All That Is Solid Melts into Air by Darragh McKeon Review

WARNING: THERE MAY BE SPOILERS BELOW

“The past demands fidelity... I often think it’s the only thing that truly belongs to us.” - All That Is Solid Melts into Air, Darragh McKeon
All That Is Solid Melts into Air is a gripping end-of-empire novel, charting the collapse of the Soviet Union through the focal point of the Chernobyl disaster. Part historical epic, part love story, it recalls The English Patient in its mix of emotional intimacy and sweeping landscape.

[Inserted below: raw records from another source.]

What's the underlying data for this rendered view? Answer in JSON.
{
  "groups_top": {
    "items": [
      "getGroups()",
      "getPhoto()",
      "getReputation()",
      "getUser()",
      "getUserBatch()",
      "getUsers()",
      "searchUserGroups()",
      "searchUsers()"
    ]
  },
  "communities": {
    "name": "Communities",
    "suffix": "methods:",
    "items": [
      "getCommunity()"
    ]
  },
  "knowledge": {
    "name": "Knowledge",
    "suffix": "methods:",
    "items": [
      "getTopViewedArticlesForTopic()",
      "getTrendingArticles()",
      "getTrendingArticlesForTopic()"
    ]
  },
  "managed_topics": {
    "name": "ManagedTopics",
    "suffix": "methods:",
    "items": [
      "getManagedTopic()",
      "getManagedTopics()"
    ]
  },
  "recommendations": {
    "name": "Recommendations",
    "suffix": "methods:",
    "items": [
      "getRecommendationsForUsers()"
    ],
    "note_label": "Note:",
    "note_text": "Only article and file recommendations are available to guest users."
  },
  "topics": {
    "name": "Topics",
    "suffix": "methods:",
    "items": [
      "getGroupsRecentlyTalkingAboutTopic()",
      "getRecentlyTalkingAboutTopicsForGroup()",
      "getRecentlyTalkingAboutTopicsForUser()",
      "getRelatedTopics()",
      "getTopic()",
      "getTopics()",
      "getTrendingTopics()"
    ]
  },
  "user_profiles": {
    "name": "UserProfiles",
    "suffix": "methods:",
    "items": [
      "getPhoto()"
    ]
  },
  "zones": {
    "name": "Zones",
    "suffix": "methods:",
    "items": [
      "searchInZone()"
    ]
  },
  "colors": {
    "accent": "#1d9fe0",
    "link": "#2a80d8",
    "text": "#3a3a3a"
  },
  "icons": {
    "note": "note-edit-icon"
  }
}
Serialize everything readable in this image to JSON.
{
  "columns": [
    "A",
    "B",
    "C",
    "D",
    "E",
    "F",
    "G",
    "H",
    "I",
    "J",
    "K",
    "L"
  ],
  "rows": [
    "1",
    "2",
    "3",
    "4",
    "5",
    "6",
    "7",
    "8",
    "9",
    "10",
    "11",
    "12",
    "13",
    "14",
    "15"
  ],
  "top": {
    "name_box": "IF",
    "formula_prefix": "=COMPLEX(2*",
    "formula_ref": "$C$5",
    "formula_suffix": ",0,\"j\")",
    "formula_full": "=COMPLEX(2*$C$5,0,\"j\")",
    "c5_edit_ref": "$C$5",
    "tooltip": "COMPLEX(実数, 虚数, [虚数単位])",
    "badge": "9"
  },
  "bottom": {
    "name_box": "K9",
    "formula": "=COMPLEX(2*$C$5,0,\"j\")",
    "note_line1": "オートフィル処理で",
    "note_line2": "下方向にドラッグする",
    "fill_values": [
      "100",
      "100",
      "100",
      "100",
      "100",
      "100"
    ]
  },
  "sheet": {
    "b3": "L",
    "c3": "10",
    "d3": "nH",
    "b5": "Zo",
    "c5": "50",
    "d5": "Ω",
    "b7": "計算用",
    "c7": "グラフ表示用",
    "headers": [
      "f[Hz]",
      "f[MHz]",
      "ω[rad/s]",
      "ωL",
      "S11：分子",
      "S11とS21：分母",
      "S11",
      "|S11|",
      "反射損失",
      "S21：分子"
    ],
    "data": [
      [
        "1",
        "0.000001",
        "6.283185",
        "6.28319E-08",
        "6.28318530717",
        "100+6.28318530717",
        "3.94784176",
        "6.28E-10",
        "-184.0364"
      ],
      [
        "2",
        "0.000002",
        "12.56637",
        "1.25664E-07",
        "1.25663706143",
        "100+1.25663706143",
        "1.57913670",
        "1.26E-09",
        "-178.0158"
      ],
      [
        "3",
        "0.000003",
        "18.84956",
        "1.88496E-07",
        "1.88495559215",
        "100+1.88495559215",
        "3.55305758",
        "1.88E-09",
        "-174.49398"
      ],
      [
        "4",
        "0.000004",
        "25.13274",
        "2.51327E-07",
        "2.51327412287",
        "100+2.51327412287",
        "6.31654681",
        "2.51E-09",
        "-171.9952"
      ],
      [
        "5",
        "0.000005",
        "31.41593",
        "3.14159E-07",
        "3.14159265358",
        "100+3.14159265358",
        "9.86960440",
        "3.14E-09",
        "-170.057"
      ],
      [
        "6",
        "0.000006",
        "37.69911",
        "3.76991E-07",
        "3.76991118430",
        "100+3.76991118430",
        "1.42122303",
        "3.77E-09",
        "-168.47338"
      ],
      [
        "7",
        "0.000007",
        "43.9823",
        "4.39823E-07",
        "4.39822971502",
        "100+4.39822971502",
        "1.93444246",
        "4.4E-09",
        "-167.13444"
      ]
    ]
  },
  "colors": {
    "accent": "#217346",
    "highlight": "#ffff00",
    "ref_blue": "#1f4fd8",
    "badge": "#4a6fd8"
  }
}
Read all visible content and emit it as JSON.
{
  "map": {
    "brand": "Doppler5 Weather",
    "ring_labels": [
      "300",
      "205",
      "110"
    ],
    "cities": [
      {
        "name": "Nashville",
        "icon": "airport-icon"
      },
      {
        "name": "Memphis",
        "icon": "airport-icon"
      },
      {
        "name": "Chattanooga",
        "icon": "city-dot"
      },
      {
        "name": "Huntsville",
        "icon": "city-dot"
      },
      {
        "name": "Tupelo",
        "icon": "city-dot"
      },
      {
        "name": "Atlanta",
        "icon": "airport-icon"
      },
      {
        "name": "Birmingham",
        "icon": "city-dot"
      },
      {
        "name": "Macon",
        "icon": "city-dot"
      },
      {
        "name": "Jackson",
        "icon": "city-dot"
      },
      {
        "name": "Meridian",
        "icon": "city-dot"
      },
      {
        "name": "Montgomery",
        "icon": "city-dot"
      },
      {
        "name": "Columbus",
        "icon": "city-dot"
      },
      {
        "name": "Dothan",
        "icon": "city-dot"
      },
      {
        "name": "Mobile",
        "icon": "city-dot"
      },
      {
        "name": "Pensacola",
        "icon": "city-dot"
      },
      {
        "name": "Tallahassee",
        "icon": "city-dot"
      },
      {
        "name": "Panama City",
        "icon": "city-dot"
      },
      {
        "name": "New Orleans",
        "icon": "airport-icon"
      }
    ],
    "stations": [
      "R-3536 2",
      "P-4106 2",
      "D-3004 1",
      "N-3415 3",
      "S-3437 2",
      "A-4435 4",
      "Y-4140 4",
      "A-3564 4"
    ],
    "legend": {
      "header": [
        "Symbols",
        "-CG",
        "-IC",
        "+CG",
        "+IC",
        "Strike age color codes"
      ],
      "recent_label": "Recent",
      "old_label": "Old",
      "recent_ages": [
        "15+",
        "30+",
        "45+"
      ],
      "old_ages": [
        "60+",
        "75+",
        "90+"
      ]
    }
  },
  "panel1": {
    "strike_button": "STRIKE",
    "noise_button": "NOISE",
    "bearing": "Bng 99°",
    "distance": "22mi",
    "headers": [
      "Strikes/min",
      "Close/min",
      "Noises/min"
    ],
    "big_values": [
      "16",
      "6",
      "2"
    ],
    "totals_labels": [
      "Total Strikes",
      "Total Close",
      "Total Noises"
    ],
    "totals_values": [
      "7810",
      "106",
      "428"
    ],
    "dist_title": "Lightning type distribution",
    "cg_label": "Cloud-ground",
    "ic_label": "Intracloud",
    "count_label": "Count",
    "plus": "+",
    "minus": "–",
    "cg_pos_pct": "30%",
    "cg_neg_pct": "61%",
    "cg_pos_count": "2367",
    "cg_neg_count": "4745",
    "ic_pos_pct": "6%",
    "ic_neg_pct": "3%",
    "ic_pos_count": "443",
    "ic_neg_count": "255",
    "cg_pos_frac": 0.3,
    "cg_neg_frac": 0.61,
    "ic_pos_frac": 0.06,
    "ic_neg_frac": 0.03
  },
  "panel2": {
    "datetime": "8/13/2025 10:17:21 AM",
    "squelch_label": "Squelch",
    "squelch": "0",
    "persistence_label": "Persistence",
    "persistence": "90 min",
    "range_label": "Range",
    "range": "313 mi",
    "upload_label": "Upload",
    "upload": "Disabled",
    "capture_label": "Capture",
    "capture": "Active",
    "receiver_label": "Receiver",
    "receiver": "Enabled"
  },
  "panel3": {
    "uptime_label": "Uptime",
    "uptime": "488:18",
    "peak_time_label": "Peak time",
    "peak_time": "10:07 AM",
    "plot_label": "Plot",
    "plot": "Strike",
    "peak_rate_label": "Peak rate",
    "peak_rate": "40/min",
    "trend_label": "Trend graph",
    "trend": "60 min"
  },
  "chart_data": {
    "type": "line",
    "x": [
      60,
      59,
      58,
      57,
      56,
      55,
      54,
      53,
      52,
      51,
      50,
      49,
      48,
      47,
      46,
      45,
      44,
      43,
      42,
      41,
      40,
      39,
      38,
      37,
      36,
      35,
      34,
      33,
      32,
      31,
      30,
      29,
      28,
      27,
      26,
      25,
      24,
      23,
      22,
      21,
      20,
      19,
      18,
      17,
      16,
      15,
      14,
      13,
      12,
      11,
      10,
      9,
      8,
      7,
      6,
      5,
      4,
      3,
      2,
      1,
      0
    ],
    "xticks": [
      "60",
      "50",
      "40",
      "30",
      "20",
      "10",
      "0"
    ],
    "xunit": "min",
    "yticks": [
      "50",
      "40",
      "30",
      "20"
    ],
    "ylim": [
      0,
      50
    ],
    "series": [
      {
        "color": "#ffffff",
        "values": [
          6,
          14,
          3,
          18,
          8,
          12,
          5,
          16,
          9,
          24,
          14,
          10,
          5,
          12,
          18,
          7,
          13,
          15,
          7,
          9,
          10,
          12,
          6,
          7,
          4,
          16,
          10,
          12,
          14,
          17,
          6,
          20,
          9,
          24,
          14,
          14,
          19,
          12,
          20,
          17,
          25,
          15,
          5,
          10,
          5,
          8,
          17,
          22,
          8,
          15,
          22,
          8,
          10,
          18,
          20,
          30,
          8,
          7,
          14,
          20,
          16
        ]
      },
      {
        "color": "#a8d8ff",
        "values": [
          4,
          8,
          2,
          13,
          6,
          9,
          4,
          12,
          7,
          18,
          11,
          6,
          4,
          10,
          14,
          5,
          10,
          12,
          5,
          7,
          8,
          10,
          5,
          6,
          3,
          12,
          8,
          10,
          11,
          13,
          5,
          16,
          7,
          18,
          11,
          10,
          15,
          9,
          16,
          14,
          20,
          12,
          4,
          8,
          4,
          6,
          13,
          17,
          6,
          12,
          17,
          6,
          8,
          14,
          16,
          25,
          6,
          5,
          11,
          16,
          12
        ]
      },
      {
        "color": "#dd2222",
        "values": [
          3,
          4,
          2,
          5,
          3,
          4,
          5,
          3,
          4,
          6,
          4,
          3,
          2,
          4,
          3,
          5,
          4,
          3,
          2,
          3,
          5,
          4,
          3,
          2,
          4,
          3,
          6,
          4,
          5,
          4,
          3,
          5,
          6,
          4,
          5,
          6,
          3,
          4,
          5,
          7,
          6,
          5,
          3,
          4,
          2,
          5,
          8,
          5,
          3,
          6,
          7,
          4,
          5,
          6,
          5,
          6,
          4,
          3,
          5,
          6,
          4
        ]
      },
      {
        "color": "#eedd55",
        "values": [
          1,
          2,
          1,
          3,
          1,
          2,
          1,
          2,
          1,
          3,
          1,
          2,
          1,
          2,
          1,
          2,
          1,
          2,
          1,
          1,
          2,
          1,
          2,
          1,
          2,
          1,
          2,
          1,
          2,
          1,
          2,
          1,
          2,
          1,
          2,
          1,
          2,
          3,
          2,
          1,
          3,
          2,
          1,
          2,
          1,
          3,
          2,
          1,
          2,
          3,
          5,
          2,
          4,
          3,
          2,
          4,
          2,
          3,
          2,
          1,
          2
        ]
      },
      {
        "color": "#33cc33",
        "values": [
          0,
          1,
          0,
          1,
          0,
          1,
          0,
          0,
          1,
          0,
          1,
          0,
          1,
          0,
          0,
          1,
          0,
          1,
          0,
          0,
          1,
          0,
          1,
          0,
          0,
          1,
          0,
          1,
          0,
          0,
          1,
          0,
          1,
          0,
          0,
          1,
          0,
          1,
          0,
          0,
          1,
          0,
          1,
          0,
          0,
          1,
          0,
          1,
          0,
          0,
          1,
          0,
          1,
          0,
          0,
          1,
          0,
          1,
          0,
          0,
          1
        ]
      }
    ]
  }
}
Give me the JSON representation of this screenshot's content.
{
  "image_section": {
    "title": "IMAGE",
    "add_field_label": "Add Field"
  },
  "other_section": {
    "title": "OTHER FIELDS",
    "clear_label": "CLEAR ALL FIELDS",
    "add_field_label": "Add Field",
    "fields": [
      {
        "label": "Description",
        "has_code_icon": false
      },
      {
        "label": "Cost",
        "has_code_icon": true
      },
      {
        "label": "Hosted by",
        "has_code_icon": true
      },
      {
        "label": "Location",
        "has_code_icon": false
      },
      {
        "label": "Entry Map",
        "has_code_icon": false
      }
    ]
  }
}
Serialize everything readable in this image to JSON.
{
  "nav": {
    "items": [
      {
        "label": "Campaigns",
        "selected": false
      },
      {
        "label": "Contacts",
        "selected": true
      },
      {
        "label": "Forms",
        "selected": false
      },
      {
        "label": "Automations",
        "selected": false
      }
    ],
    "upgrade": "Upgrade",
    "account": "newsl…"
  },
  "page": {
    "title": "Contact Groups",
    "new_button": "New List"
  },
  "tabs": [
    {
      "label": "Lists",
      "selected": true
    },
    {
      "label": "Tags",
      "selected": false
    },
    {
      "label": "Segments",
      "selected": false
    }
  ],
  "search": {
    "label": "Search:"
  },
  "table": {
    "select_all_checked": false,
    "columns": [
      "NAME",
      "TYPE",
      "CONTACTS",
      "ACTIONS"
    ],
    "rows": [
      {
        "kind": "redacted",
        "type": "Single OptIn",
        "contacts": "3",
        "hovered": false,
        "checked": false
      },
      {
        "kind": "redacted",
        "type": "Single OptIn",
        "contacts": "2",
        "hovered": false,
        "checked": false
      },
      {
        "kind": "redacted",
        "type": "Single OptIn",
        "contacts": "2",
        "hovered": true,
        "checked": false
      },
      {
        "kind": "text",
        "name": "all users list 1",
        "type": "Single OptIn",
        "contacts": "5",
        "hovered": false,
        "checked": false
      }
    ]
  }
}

In a run-down apartment block in Moscow, a nine-year-old piano prodigy practices silently for fear of disturbing the neighbors.

In a factory on the outskirts of the city, his aunt makes car parts, trying to hide her dissident past.

In the hospital, a leading surgeon buries himself deep in his work to avoid facing his failed marriage.

And in a rural village in the Ukraine, a teenage boy wakes up to a sky of the deepest crimson. In the fields, the ears of the cattle are dripping blood. Ten miles away, at the Chernobyl Power Plant, something unimaginable has happened.

Now their lives will change forever.

All That Is Solid Melts Into Air is an astonishing end-of-empire novel by a major new talent.

What a beautiful book. How is it that the author doesn't have another novel out? His talent is absolutely insane, to the point where I was shocked it was a debut novel. The last time I felt that way towards a debut was Anthony Marra's A Constellation of Vital Phenomena (highly recommended, by the way). In some ways, this book is reminiscent of that, with a highly precocious child and a surgeon with a dark past- if the setting was moved from Chechnya to Belarus (despite what the summary says, the boy is from Belarus and Minsk is a prominent setting, which is also in Belarus). 

Despite its utter beauty, I still read this book like I was a bad car engine (Cassandra Clare call me), stopping and starting. Sometimes, I would just fly through the book, unable to put it down, and sometimes I would have to reread the same page five times. I found the parts of Chernobyl grotesque and tragic yet gripping and then the story would slow down dramatically as we would go back to Moscow with the piano prodigy. I think Grigory was  my favorite character, along with Artyom (who got jipped out of an ending, in my opinion). I wasn't crazy about Yevgeni, but I liked Maria enough that reading her parts interested me. 

Again, the shining star of this book is the parts about Chernobyl. It was amazing how the Soviets treated the accident, smothering it under propaganda whereas the people were dying of cancer caused by radiation. I didn't like the idea of nuclear power before this (ever since I read Close Your Eyes, Hold Hands)and now I definitely don't. I also did like the parts in Moscow that showed the people's growing resentment of the Soviet Union, evidenced by riots and vandalism, and the older generation who grew up during Stalin, Malenkov, and Khrushchev trying to make sense of this. The fall of empires has always fascinated me, and this book definitely delivers on that.

The ending wasn't my favorite, and it didn't really answer any questions I had about any of the characters. In my opinion, the book should have stopped before that final part, or McKeon should have found some other way to end the book, but it didn't lower my opinion of the book too much. The ending was mediocre, yes, but the book was still beautiful. I also thought that it was somewhat confusing, since there was little introduction to any of the flashbacks. The book really just dove headfirst into them with little warning. But those are really minor problems.

Overall, I agree with everything that people are saying about this book. Of course, because I'm me, I also need to point out the gorgeousness of the cover (seriously, the picture doesn't do this cover justice), and I love the title. It matches the book perfectly. Highly recommended for any bookworm as fascinated by Russia as I am.